17% of women with early-stage breast cancer have unnecessary mastectomies, and doctors want to know why

New research published by JAMA Surgery reveals misconceptions about the value of surgery in women with early-stage breast cancer.


What happens when doctors encourage patients to decide for themselves what kind of cancer treatment they should receive — and then the patients make the wrong choice?

That is the dilemma facing a growing number of surgeons who care for women with early-stage breast cancer, new research suggests.

Survey results from 2,402 women with the disease reveal that misconceptions about the value of surgery lead many patients to remove a healthy breast when there is no medical reason to do so. Patients were more likely to make this decision when their surgeons failed to make clear that the procedure would not reduce the risk that their cancer would come back, or prolong their life.


“When patients participate more in their breast cancer surgical decisions, they more often receive aggressive treatment,” researchers wrote in a study published Wednesday in JAMA Surgery. “Ironically, a physician’s desire to support patient autonomy may result in excessive surgery if patients are misinformed, as our results suggest is common.”

The surgery in question is called contralateral prophylactic mastectomy, or CPM. This is when doctors find cancer in one breast and then remove not just the affected breast but the other one too.

It sounds like a logical way to reduce the risk of breast cancer, but in most cases, it isn’t. Unless a woman has a genetic mutation that increases her risk for the disease, the chance that a patient with early-stage cancer in one breast will later develop it in the other breast is very low — too low, doctors say, to justify the risks that come with surgery. That’s why the American Society of Breast Surgeons advises doctors to steer most women away from CPM.

This wasn’t always the case, but treatments like chemotherapy, immunotherapy and hormone therapy have become so effective that in addition to reducing the risk that the known breast cancer will return, they also make it unlikely that a second breast cancer will develop, the study authors explained.
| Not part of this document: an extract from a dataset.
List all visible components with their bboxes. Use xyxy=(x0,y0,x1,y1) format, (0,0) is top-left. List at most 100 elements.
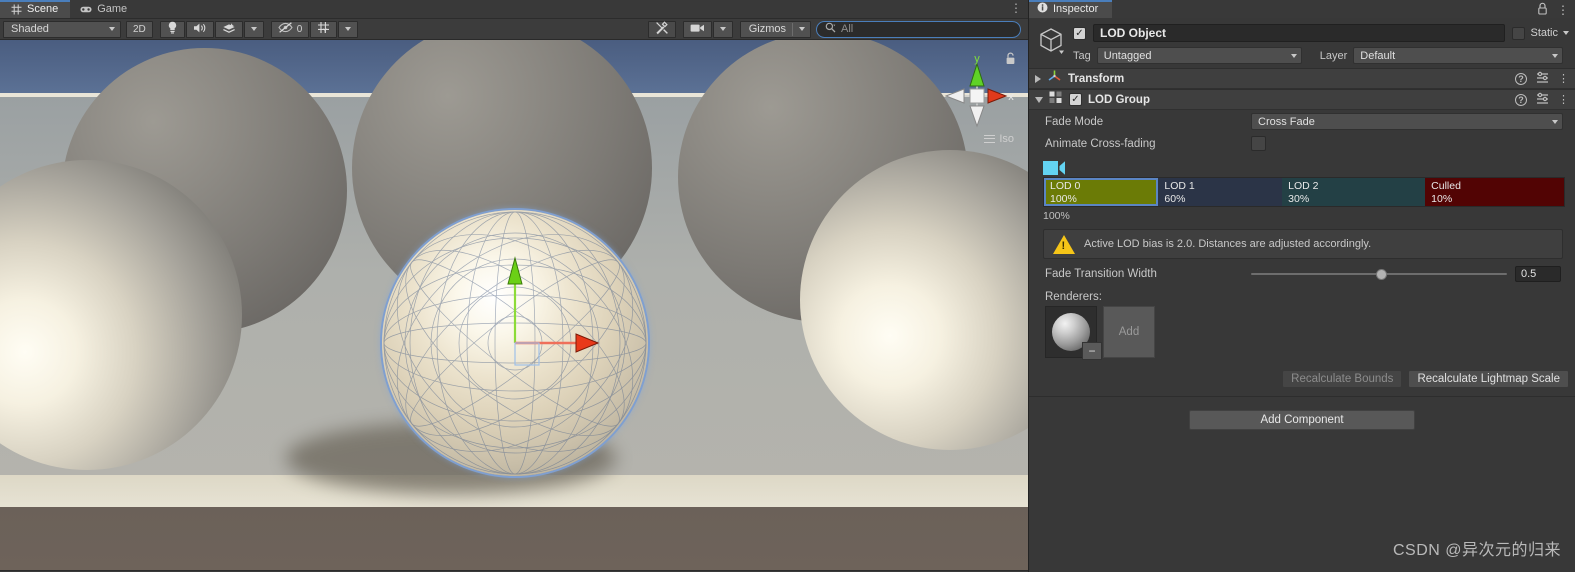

“No compelling evidence suggests a survival advantage,” they wrote. And yet, “rates of this aggressive, costly, morbid, and burdensome procedure are increasing over time … even among patients without a high genetic risk of a secondary primary breast cancer.”

To understand why this is happening, Dr. Reshma Jagsi, a radiation oncologist at the University of Michigan, and her colleagues sent surveys to 3,880 women in Los Angeles County and Georgia who were diagnosed with stage 0, stage 1 or stage 2 breast cancer between July 2013 and September 2014. The women were identified through registries maintained by the National Cancer Institute. Among the eligible women, 71% responded.


Overall, 44% of the women said they considered removing their healthy breast, including the 24.8% of women who considered it “strongly” or “very strongly,” the researchers found. Women with high-risk mutations were more likely to think about CPM, but even among those with an average risk for breast cancer, 21% gave it strong or very strong consideration and an additional 20% considered it “moderately” or “weakly.”

Among the women who at least contemplated CPM, 38% said they knew the procedure didn’t “improve survival for all women with breast cancer,” according to the study. An additional 24% were under the false impression that it did, and 38% said they didn’t know.

Similarly, 43.5% of these women said they knew that removing a healthy breast “does not prevent cancer from recurring for all women with breast cancer,” while 17% thought it did and 39.5% said they didn’t know, according to the study.

Ultimately, 14% of women with an average risk of breast cancer went through with the surgery, along with 26% of high-risk women. Nearly all (96%) of the women who removed a healthy breast cited “peace of mind” as a reason for doing so — even though many of them had acknowledged that CPM would not reduce the risk that cancer would return or extend their life.

This finding suggests that women “do believe — whether rationally or emotionally — that there is a meaningful effect of more aggressive surgery on the ultimate risk of recurrence or survival,” the study authors wrote. Surgeons should emphasize to patients that they can get the same peace of mind with less drastic types of therapy, they added.

In this study, women were more likely to opt for CPM if they were younger, white, had attended at least some college, had a mother, sister or daughter with breast cancer, had private insurance (instead of Medicaid) or had larger breasts. Also, women in Georgia were more likely to have CPM than women in Los Angeles.


When the researchers used statistical methods to control for each patient’s age and family history of breast cancer, they found that women with a high-risk mutation were only slightly more likely to have the surgery than were average-risk women. In fact, the difference between the two groups was too small to be statistically significant.

A minority of women (37%) said their surgeons recommended against the procedure, and these patients took that advice to heart — only 2% of them got the surgery anyway, the researchers found. On the flip side, 11% of women said their surgeons recommended CPM, and 59% of these patients followed that advice.

An additional 46% of women said their surgeons neither recommended nor discouraged CPM; among this group, 21% had the surgery, according to the study.

The researchers called the results “sobering.” But they also suggest a straightforward way to confront the problem.

“Our findings should motivate surgeons to broach these difficult conversations with their patients, to make their recommendations clear, and to promote patients’ peace of mind by emphasizing” the effectiveness of other treatments, they wrote.